Council to revise Croke Park parking ban

DUBLIN CITY Council’s plans to ban match-goers from parking within two kilometres from Croke Park are to be revised following more than 100 objections to the proposed bylaws.

All non-residents were to be banned from parking within the 2km cordon during matches. Those who flouted the ban would risk having their vehicle clamped or removed and have to pay a fee for their release. Several TDs raised concerns about the ban, including former taoiseach Bertie Ahern who was worried that the parking restriction would stop people attending Mass.

Senior city council officials last September recommended the bylaws be scrapped following the predominantly negative reaction to the public consultation process.

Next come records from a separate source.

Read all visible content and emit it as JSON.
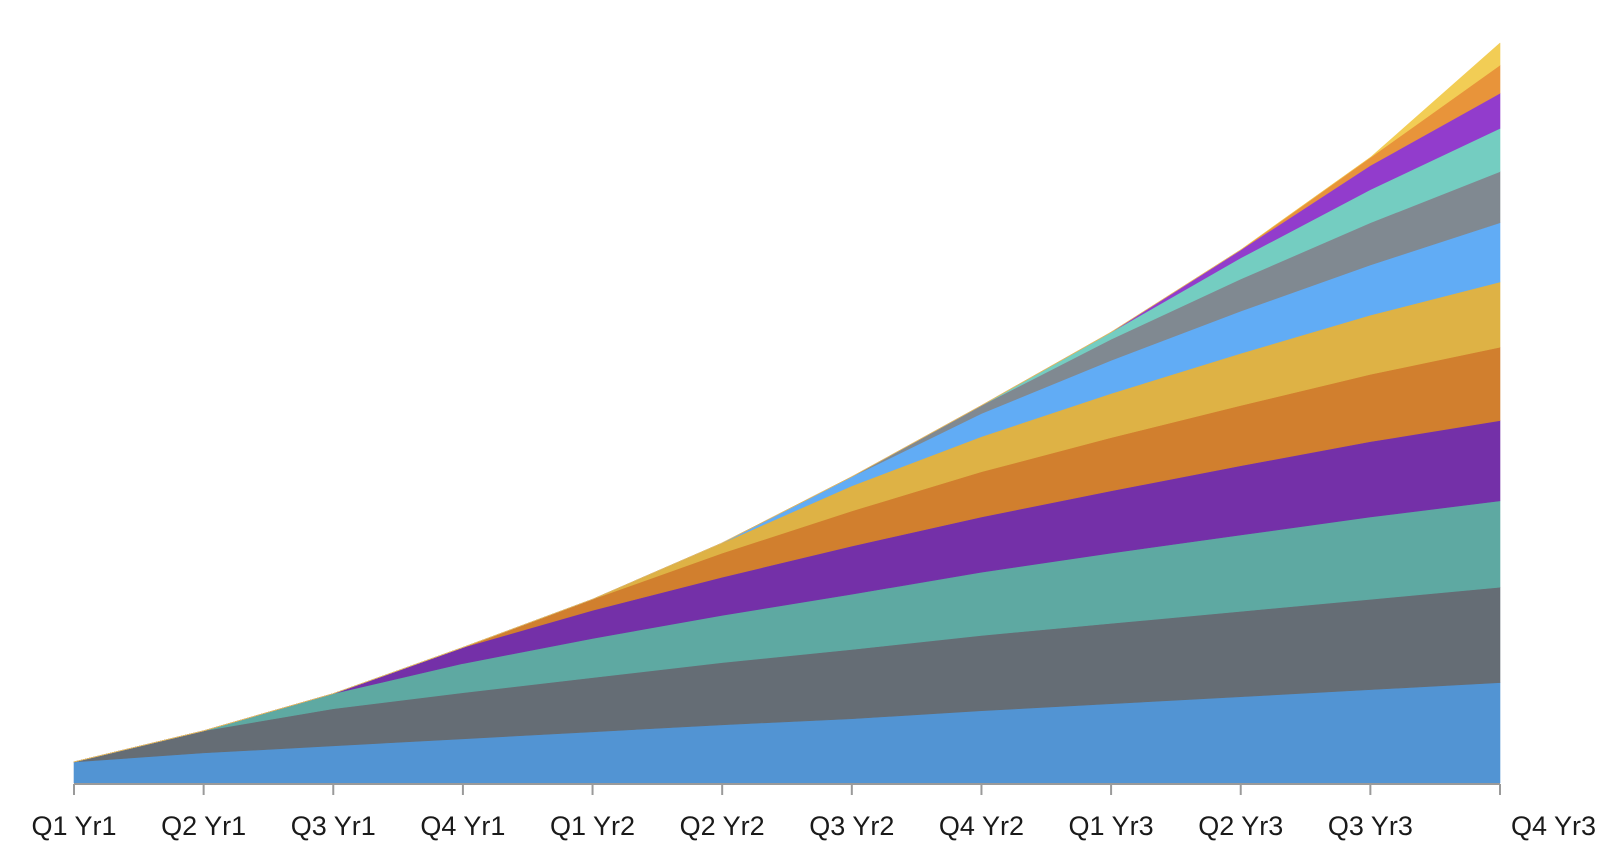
{
  "chart_data": {
    "type": "area",
    "stacked": true,
    "title": "",
    "xlabel": "",
    "ylabel": "",
    "y_axis_visible": false,
    "grid": false,
    "legend": "none",
    "categories": [
      "Q1 Yr1",
      "Q2 Yr1",
      "Q3 Yr1",
      "Q4 Yr1",
      "Q1 Yr2",
      "Q2 Yr2",
      "Q3 Yr2",
      "Q4 Yr2",
      "Q1 Yr3",
      "Q2 Yr3",
      "Q3 Yr3",
      "Q4 Yr3"
    ],
    "ylim": [
      0,
      750
    ],
    "series": [
      {
        "color": "#5294d3",
        "values": [
          21,
          30,
          37,
          44,
          51,
          58,
          64,
          72,
          79,
          86,
          93,
          100
        ]
      },
      {
        "color": "#656d75",
        "values": [
          0,
          22,
          37,
          46,
          54,
          62,
          69,
          75,
          80,
          85,
          90,
          95
        ]
      },
      {
        "color": "#5ea9a2",
        "values": [
          0,
          0,
          15,
          29,
          39,
          47,
          55,
          63,
          70,
          76,
          82,
          86
        ]
      },
      {
        "color": "#7430a8",
        "values": [
          0,
          0,
          0,
          16,
          28,
          38,
          48,
          55,
          62,
          69,
          75,
          80
        ]
      },
      {
        "color": "#d17f2e",
        "values": [
          0,
          0,
          0,
          0,
          11,
          24,
          35,
          45,
          53,
          60,
          67,
          73
        ]
      },
      {
        "color": "#deb245",
        "values": [
          0,
          0,
          0,
          0,
          0,
          10,
          25,
          35,
          44,
          52,
          59,
          65
        ]
      },
      {
        "color": "#61acf5",
        "values": [
          0,
          0,
          0,
          0,
          0,
          0,
          9,
          23,
          33,
          42,
          50,
          59
        ]
      },
      {
        "color": "#808991",
        "values": [
          0,
          0,
          0,
          0,
          0,
          0,
          0,
          8,
          21,
          32,
          42,
          51
        ]
      },
      {
        "color": "#74cdc1",
        "values": [
          0,
          0,
          0,
          0,
          0,
          0,
          0,
          0,
          7,
          21,
          33,
          43
        ]
      },
      {
        "color": "#923ccc",
        "values": [
          0,
          0,
          0,
          0,
          0,
          0,
          0,
          0,
          0,
          8,
          24,
          35
        ]
      },
      {
        "color": "#e8943a",
        "values": [
          0,
          0,
          0,
          0,
          0,
          0,
          0,
          0,
          0,
          0,
          8,
          28
        ]
      },
      {
        "color": "#f2cd55",
        "values": [
          0,
          0,
          0,
          0,
          0,
          0,
          0,
          0,
          0,
          0,
          0,
          22
        ]
      }
    ]
  }
}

However, councillors voted to defer a decision pending talks with the Croke Park authorities, the Department of Transport, public transport providers and the Garda.

The executive manager of the council’s traffic department Tim O’Sullivan has said that during these discussions it emerged that the issue of people not being able to attend Mass was a “red herring” because most services took place outside the proposed parking restriction hours, and in the case of services during the restriction, people would not get parking anyway because of match-goers taking all the spaces.

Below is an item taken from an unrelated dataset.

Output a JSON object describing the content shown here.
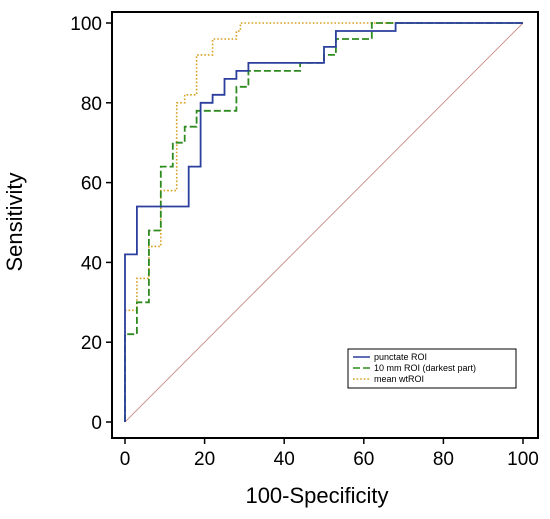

Objections raised in relation to access to pubs, restaurants and other businesses were also red herrings Mr O’Sullivan said, as again people cannot get parking anyway because of match-goers.

However, he said complaints in relation to displacement of the parking problem to areas just outside the cordon were valid and studies should be carried out in order to quantify this effect. The introduction of “park and ride” should also be investigated. The Garda re-iterated its opposition to the bylaws, Mr O’Sullivan said.

The council’s transport committee has decided the bylaws should be amended to reflect some of the concerns which emerged in the consultation process, and that a new draft be put out to public consultation. However, it is unlikely that new bylaws will be in place to deal with the parking problems which will occur during this year’s GAA season.

Fianna Fáil councillor Mary Fitzpatrick, who originally proposed the bylaws, said the response to the public consultation, including from those who objected on the grounds of parking displacement, showed how severe the parking problems associated with Croke Park were.

“This is a densely populated area with little or no off-street parking. The public consultation process served to underline the serious problems with traffic around Croke Park,” she said.

The current proposed cordon stretches north to Griffith Avenue, south to Talbot Street, Gardiner Street and Parnell Square, east to North Strand Road and west to Botanic Road.

Councillors and TDs, including Seán Haughey (FF), Richard Bruton (FG) and Finian McGrath (Ind) whose constituents lived just outside those areas said the parking problem would be transferred to areas on the cordon’s margins.